Now think about what I just described and apply it to whatever digital marketing technology springs to mind. Whether you thought of a digital marketing hub (a.k.a. “marketing cloud”), a social marketing platform, a personalization or web content management system or any of a number of marketing analytics tools, my guess is that it roughly corresponds to most, if not all, of the bullet points above.
Am I suggesting that all digital marketing technologies claim to fulfill the same specific use cases and satisfy the exact same requirements? No. But, increasingly, they all seem to be converging around the same set of high level goals. In doing so, digital marketing technologies are becoming more alike than distinct.
Why? The tyranny of words is certainly to blame. But what’s also to blame are outsized ambitions. Many vendors have allowed their product strategies to drift from a focused design center to the equivalent of the moon shot.
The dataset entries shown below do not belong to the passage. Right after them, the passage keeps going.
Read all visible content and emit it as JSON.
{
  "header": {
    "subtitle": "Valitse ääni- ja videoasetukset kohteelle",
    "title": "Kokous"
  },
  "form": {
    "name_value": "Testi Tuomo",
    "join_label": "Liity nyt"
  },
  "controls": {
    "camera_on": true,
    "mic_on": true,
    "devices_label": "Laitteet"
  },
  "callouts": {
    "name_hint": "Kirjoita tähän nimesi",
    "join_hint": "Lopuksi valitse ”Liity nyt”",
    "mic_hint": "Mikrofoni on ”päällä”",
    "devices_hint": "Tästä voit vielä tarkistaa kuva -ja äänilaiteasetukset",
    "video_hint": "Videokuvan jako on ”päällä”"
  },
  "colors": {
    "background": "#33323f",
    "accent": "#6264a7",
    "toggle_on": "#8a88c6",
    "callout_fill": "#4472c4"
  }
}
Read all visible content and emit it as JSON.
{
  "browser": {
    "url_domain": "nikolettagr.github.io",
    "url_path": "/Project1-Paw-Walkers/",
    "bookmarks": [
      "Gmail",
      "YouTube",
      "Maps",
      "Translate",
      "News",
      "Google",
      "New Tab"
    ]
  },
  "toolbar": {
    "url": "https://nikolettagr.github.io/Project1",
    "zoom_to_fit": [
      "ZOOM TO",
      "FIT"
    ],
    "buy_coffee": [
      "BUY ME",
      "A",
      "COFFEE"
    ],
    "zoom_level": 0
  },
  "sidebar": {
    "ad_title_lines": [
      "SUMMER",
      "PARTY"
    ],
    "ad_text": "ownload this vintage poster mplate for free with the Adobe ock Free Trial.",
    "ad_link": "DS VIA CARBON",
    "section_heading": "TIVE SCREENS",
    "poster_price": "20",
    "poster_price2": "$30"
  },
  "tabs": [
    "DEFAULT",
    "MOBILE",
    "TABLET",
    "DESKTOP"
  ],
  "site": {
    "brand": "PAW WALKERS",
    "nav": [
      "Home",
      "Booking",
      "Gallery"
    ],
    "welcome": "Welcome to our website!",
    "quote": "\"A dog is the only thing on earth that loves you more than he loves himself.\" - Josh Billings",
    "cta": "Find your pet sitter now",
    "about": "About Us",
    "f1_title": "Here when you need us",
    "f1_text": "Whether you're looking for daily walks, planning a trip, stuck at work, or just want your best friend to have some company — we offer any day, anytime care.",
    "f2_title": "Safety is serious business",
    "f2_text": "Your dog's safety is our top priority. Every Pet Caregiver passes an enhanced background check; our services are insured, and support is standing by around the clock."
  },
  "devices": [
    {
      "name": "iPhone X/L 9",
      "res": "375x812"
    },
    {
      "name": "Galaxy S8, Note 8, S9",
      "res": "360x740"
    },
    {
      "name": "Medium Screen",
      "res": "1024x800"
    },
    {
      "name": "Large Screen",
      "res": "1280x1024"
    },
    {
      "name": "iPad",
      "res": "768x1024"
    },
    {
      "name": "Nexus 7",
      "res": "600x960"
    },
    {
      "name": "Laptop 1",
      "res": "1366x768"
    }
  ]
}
The cause of this problem is certainly nothing new. In an effort to defend against commoditization, to recruit the best talent, and to tell “the 10X story” to prospective investors, vendors sometimes get out ahead of their skis. They sacrifice being narrowly exceptional for being broadly mediocre.
In doing so, they hasten this convergence of everything.
Don’t get me wrong: ambition is good. Without it, you’re toast. But so is self-awareness and maybe just a touch of humility to keep you grounded in the reality of what you’re really meant to do. The humility to be narrowly exceptional, even if that means accepting a slightly slower growth trajectory or a slightly lower valuation.
The point is that, as a vendor, knowing what you aren’t is often as important as knowing what you are. Strategy is an exercise in sacrifice. It’s about making hard choices and leaving most of your options behind.
Good vendors are articulate and disciplined in describing what they do. But it’s the great vendors that are equally articulate and disciplined in describing what they don’t do. They’re open about which options they’ve left behind.
Think of it as a courtesy to your customers. When you exercise this sort of humility you create the bright lines and clear boundaries that make it easier to understand what you actually do—and what you don’t do.
And, incidentally, more often than not, it also means that you create better products.